Korea Exchange Activates SIDECAR Mechanism to Halt KOSPI Program Selling
Miles Bennett
Korea Exchange activated its SIDECAR circuit breaker on July 13, 2026, suspending all programmatic sell orders on the KOSPI. This means → volatility had grown severe enough for the exchange to step in and block automated selling from deepening the decline.
What happened?
Korea Exchange activated SIDECAR on July 13, 2026, halting programmatic sell orders across the KOSPI market.
SIDECAR — a circuit breaker unique to Korea that intercepts computer-generated trade orders — was triggered, confirming automated selling had exceeded normal thresholds.
This means → the exchange judged that letting programmatic sell orders run unchecked risked amplifying the decline beyond fundamentals.
What exactly is SIDECAR?
In plain terms = SIDECAR is a pause button the exchange presses on programmatic trading.
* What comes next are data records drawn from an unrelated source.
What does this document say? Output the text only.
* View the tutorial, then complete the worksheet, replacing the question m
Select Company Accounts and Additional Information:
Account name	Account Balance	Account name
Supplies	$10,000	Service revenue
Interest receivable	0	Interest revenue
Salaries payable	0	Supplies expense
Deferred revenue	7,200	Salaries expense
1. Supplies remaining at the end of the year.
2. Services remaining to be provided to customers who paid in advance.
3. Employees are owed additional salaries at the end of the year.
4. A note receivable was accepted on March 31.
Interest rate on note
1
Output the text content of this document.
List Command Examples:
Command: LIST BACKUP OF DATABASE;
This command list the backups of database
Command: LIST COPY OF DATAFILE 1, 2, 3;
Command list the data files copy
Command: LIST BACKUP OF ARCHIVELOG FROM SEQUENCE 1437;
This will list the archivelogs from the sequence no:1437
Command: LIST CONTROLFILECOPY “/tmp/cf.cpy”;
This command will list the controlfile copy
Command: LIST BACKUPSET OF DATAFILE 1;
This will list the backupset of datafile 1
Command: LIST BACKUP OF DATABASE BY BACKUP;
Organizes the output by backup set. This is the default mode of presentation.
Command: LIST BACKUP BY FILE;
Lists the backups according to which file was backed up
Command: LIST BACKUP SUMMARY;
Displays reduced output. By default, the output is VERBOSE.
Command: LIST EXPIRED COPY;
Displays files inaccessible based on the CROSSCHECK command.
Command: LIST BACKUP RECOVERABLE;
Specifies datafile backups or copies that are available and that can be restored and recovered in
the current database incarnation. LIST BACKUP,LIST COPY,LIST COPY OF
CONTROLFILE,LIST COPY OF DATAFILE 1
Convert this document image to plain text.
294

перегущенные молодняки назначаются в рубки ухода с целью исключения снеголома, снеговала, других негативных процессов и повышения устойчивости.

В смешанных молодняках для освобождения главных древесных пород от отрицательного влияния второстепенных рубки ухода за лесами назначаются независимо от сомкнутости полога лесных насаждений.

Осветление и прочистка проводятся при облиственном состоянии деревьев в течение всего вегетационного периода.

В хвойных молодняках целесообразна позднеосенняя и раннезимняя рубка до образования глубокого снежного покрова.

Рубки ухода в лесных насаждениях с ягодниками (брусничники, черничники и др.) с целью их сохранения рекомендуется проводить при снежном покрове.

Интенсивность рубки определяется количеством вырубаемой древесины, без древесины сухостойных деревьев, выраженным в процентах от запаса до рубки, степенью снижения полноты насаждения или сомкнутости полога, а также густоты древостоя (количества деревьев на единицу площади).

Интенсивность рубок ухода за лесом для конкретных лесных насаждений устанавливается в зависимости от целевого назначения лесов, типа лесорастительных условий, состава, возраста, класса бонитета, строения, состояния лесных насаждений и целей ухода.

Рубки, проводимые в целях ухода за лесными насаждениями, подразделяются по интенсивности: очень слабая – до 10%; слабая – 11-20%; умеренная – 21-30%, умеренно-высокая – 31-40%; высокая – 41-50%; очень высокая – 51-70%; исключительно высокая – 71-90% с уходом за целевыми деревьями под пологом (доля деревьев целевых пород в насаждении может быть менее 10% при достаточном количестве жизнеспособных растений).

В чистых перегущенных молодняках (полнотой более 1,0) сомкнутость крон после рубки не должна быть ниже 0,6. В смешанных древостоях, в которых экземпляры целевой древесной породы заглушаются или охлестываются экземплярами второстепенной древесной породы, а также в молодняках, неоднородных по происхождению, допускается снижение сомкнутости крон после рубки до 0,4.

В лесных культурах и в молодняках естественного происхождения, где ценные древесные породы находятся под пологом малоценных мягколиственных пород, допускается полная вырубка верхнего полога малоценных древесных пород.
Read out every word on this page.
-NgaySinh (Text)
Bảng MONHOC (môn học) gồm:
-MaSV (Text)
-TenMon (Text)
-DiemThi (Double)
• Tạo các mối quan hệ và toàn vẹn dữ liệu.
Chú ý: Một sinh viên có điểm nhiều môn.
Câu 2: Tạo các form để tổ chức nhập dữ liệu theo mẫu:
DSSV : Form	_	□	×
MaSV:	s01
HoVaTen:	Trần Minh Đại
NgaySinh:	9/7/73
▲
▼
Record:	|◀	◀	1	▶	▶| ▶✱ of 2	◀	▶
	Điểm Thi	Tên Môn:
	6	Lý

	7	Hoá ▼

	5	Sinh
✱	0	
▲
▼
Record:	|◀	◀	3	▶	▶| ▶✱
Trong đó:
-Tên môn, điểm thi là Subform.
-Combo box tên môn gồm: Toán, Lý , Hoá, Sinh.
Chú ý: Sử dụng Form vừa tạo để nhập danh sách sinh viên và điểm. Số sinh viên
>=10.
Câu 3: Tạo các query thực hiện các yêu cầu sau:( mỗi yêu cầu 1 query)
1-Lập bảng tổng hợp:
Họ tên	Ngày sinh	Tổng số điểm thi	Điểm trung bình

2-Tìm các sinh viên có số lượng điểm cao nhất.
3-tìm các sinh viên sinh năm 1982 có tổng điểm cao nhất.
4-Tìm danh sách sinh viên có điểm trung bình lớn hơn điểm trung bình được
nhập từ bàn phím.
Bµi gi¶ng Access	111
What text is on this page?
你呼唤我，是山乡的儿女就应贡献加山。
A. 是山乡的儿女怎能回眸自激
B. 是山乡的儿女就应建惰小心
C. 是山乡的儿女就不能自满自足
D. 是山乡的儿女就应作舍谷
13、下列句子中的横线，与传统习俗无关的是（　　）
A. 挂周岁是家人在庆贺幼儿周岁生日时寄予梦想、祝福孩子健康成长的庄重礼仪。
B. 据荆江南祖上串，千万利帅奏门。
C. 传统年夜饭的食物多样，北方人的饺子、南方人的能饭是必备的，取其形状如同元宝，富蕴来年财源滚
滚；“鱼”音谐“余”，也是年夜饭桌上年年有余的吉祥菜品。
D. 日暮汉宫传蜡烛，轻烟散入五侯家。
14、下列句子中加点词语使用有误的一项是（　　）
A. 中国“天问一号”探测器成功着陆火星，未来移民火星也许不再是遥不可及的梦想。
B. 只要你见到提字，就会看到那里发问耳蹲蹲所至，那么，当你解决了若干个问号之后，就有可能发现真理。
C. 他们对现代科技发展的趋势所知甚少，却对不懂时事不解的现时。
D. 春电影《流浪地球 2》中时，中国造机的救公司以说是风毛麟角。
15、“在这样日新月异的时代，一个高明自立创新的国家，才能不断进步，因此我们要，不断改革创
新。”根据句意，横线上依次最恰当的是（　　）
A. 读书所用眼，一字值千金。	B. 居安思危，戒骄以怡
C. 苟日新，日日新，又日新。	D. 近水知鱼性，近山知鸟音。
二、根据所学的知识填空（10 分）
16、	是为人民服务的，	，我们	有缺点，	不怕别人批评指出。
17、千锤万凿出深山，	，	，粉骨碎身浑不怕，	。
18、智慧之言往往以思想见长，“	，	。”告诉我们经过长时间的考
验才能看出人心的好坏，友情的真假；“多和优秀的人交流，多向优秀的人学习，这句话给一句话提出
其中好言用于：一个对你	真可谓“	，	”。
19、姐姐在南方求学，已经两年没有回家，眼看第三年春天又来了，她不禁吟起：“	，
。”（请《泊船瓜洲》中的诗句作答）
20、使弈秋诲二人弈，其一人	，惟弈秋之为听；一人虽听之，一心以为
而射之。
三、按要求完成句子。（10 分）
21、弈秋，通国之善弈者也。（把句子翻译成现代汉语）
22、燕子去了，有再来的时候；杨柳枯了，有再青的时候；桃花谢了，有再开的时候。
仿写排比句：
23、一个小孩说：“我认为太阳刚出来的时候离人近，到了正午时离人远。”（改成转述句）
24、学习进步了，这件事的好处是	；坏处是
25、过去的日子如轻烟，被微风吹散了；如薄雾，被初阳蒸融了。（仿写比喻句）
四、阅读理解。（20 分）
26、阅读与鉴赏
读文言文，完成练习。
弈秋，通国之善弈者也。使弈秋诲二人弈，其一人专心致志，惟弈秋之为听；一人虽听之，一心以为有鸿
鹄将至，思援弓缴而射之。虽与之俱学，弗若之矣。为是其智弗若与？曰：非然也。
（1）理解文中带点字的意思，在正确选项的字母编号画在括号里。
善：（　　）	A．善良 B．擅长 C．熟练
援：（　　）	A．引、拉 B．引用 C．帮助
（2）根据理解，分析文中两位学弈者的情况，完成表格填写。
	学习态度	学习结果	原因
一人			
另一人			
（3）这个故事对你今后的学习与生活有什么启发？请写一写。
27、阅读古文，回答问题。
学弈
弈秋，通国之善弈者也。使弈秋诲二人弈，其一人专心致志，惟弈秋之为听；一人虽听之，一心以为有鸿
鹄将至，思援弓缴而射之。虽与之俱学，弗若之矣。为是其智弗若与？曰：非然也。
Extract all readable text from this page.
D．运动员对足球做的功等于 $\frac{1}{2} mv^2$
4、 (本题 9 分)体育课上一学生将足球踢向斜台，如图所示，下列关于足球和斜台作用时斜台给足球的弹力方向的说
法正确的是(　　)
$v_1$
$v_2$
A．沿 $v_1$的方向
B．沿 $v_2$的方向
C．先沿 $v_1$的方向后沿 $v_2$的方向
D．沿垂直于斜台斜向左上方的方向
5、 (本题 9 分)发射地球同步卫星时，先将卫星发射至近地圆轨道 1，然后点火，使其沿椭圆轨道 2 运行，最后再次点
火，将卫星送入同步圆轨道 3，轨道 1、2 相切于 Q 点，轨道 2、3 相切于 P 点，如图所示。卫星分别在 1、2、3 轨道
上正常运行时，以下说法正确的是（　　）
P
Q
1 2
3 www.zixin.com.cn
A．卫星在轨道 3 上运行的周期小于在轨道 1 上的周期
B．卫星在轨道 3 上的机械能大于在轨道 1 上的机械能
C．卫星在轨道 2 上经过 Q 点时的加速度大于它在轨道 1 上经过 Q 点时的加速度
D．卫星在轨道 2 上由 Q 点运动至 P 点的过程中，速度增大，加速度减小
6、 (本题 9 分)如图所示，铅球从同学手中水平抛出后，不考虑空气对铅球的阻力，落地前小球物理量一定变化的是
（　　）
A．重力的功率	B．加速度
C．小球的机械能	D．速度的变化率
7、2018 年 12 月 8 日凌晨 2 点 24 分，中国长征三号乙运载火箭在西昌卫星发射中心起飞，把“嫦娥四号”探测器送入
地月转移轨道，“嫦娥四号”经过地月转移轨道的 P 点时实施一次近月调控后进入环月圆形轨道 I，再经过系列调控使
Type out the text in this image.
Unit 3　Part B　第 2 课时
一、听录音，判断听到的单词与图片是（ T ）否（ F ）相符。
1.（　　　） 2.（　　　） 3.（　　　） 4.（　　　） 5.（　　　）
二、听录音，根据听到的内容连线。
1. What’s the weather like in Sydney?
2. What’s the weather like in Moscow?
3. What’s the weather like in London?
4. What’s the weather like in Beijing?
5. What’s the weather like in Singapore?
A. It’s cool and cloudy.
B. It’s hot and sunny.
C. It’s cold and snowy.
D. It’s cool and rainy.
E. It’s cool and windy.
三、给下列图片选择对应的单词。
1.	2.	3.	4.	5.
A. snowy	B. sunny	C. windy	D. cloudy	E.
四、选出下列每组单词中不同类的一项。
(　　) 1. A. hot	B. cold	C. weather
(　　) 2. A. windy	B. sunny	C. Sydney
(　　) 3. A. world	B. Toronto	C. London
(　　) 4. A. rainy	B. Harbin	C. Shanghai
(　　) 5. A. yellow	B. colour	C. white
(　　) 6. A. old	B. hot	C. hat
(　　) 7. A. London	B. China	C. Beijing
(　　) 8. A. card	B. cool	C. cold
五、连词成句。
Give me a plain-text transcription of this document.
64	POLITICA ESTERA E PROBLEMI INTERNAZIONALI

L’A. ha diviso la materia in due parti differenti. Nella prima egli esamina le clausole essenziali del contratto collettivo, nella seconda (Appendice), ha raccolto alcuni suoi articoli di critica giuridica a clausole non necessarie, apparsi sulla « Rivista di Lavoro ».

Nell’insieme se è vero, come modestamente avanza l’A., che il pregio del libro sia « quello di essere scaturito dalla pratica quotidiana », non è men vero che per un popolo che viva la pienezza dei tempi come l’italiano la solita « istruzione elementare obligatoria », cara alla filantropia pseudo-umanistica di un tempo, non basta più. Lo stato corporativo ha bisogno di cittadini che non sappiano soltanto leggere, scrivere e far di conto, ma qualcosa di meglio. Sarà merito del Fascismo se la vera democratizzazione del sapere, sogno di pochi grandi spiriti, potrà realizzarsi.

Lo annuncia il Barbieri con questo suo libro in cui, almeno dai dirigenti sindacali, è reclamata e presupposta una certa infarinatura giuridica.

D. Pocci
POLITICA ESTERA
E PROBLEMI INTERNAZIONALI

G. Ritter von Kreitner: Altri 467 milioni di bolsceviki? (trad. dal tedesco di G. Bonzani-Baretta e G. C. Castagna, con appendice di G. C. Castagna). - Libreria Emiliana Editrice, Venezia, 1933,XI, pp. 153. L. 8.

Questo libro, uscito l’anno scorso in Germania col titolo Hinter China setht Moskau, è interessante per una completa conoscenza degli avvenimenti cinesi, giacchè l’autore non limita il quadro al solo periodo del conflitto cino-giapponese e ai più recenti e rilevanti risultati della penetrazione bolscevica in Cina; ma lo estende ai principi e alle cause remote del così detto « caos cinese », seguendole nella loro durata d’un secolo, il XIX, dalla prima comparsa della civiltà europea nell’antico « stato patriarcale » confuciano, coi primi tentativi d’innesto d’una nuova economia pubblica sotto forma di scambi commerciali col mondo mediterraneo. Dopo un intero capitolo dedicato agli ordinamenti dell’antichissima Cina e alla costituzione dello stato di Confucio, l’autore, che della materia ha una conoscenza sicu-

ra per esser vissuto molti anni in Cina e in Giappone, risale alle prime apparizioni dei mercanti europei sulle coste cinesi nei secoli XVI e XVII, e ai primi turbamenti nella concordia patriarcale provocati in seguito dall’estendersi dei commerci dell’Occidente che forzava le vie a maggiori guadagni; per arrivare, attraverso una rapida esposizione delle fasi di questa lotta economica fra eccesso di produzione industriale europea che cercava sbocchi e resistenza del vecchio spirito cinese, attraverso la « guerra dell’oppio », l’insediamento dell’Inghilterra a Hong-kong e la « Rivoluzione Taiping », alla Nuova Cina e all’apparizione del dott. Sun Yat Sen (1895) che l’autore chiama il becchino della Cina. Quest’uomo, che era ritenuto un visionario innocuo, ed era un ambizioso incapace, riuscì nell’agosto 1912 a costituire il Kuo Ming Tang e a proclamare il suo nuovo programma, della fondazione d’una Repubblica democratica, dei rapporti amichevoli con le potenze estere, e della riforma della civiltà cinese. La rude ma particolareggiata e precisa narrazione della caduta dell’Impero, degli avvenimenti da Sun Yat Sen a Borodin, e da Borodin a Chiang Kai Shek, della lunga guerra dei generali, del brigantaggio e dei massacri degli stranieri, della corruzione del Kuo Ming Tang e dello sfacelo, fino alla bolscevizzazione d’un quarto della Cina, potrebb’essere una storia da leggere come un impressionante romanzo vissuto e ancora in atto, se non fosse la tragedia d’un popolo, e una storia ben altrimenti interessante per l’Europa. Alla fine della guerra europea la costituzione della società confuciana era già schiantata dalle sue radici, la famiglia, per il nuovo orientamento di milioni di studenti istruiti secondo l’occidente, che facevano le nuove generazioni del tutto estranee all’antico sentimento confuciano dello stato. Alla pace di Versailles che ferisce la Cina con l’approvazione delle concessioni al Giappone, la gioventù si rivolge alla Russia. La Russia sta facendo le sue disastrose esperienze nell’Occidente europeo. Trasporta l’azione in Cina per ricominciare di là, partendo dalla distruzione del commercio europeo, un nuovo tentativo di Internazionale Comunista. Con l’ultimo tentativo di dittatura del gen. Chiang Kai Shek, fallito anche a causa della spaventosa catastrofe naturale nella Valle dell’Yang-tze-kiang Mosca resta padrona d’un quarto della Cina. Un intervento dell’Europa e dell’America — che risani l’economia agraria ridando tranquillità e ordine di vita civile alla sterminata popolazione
It does not shut the entire market — it freezes only the sell orders placed automatically by computers.
Its purpose is narrow: sever the chain of machine-driven stampede selling during extreme volatility and give the market a breathing window.
This reflects Korea Exchange's longstanding vigilance toward the risk that programmatic trading amplifies swings in stressed markets.
What does this mean for investors?
The activation itself is a stress signal: it confirms KOSPI is under significant selling pressure, severe enough to trip the exchange's intervention threshold.
This means → liquidity and price discovery on KOSPI may be disrupted in the short term; investors should watch the direction of trading once the halt lifts.
One caveat: SIDECAR is a temporary mechanism with a limited pause window — it does not alter the market's underlying fundamentals.
Content is for reference only, not financial advice.